Every time Michael Bay releases a movie, critics almost everywhere spin cartwheels of bilious joy that they have the film equivalent of a free space on their Bingo card of malcontent.

Seriously, critics? It's this sort of understandable disengagement that leads to the mass overrating of movies that aren't any better than Bay's oafish Powerade cocktails, just quieter. In other words, gangpile on the latest Transformers movie if you will. But if I find out you used it as scapegoat by which to praise Larry Crowne (this weekend's respectable but hardly innovative easy listening counterprogramming), may your pen turn out to be a Decepticon.

Oh, but how badly I understand the impulse. I've been no great fan of Michael Bay's movies since, um, ever. I was the only 16-year-old boy who didn't worship The Rock. Bad Boys actively irritated me. Armageddon gave me something I'm still on booster shots to get rid of. Uncharacteristically, his career has gone downhill from there, with such gems as Pearl Harbor, The Island and Bad Boys 2 probably assuring he will never get into heaven, if such place exists. Having been subjected to Michael Bay movies, I tend to believe it doesn't.

Oh, and then there was the second installment of the Transformers now-trilogy, which even the famously egomaniacal director himself admitted was a big, rusty pile of crap. And yet he came back to make another sequel. Say what you will, but this is clearly a man-boy who follows his puerile instincts.

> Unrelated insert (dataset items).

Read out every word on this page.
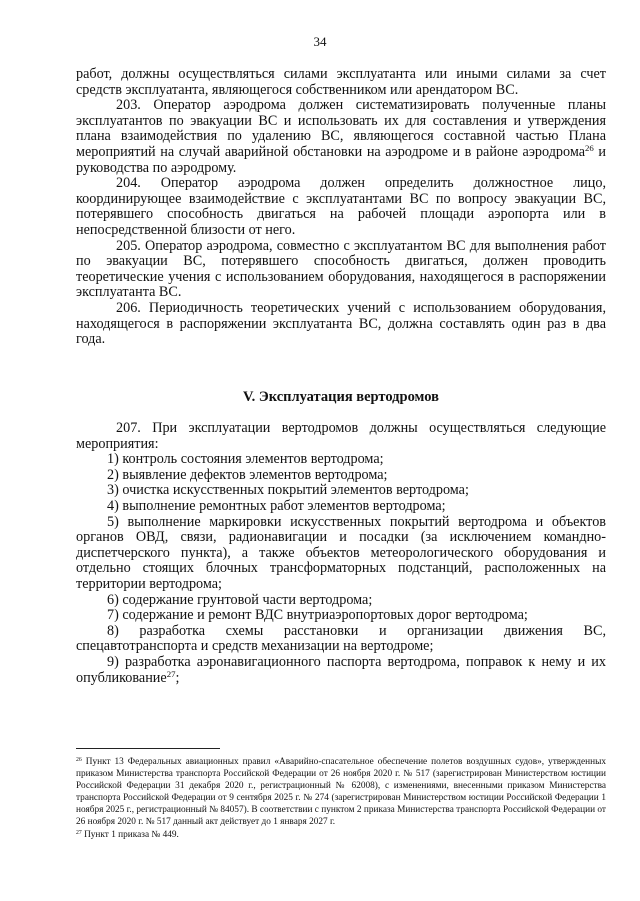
34

работ, должны осуществляться силами эксплуатанта или иными силами за счет средств эксплуатанта, являющегося собственником или арендатором ВС.

203. Оператор аэродрома должен систематизировать полученные планы эксплуатантов по эвакуации ВС и использовать их для составления и утверждения плана взаимодействия по удалению ВС, являющегося составной частью Плана мероприятий на случай аварийной обстановки на аэродроме и в районе аэродрома$^{26}$ и руководства по аэродрому.

204. Оператор аэродрома должен определить должностное лицо, координирующее взаимодействие с эксплуатантами ВС по вопросу эвакуации ВС, потерявшего способность двигаться на рабочей площади аэропорта или в непосредственной близости от него.

205. Оператор аэродрома, совместно с эксплуатантом ВС для выполнения работ по эвакуации ВС, потерявшего способность двигаться, должен проводить теоретические учения с использованием оборудования, находящегося в распоряжении эксплуатанта ВС.

206. Периодичность теоретических учений с использованием оборудования, находящегося в распоряжении эксплуатанта ВС, должна составлять один раз в два года.

V. Эксплуатация вертодромов

207. При эксплуатации вертодромов должны осуществляться следующие мероприятия:

1) контроль состояния элементов вертодрома;

2) выявление дефектов элементов вертодрома;

3) очистка искусственных покрытий элементов вертодрома;

4) выполнение ремонтных работ элементов вертодрома;

5) выполнение маркировки искусственных покрытий вертодрома и объектов органов ОВД, связи, радионавигации и посадки (за исключением командно-диспетчерского пункта), а также объектов метеорологического оборудования и отдельно стоящих блочных трансформаторных подстанций, расположенных на территории вертодрома;

6) содержание грунтовой части вертодрома;

7) содержание и ремонт ВДС внутриаэропортовых дорог вертодрома;

8) разработка схемы расстановки и организации движения ВС, спецавтотранспорта и средств механизации на вертодроме;

9) разработка аэронавигационного паспорта вертодрома, поправок к нему и их опубликование$^{27}$;

$^{26}$ Пункт 13 Федеральных авиационных правил «Аварийно-спасательное обеспечение полетов воздушных судов», утвержденных приказом Министерства транспорта Российской Федерации от 26 ноября 2020 г. № 517 (зарегистрирован Министерством юстиции Российской Федерации 31 декабря 2020 г., регистрационный № 62008), с изменениями, внесенными приказом Министерства транспорта Российской Федерации от 9 сентября 2025 г. № 274 (зарегистрирован Министерством юстиции Российской Федерации 1 ноября 2025 г., регистрационный № 84057). В соответствии с пунктом 2 приказа Министерства транспорта Российской Федерации от 26 ноября 2020 г. № 517 данный акт действует до 1 января 2027 г.

$^{27}$ Пункт 1 приказа № 449.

And for once, I almost want to say I'm glad he did. Transformers: Dark of the Moon is a tranquilizer dart to the ciliary ganglion that, for 155 hours or minutes (I lost track), burns 3-D rubber in one spot until you can smell the masculinity in the air.

In the new installment, Optimus Prime is mostly down in the dumps because his Autobots are whipped and the Decepticons know it. Sentinal Prime (Optimus' Mack-chassis'd mentor) is revived and tells both the Autobots and the U.S. Government they work in alliance with that there's a dispersed collection of galactic Pick Up Stix that, if fully accrued, could set up a transport force field to bring an army of Decepticons from Cybertron.

Apparently only Sam Witwicky (played, again, by the alternately shouty and pouty Shia LaBeouf like a Boston Terrier on Red Bull attacking a throwpillow) is capable of saving the world from all these 'bots. Again. For a second time. If only he can get over his massive insecurities that apparently come from dating Victoria's Secret models whose bosses give them $200,000 sport cars.

Make no mistake. Moon insults your intelligence, but also presumes you have some in the first place. It's a lose-lose bargain, but from that level playing field comes some of the summer's most potent and self-contradictory vulgarities, starting with model Rosie Huntington-Whiteley's eye-popping entrance, shot from the back as she scales steps wearing nothing but underwear and a dress shirt. The guy sitting next to or behind you will no doubt chortle, "Now this is why they invented 3-D!"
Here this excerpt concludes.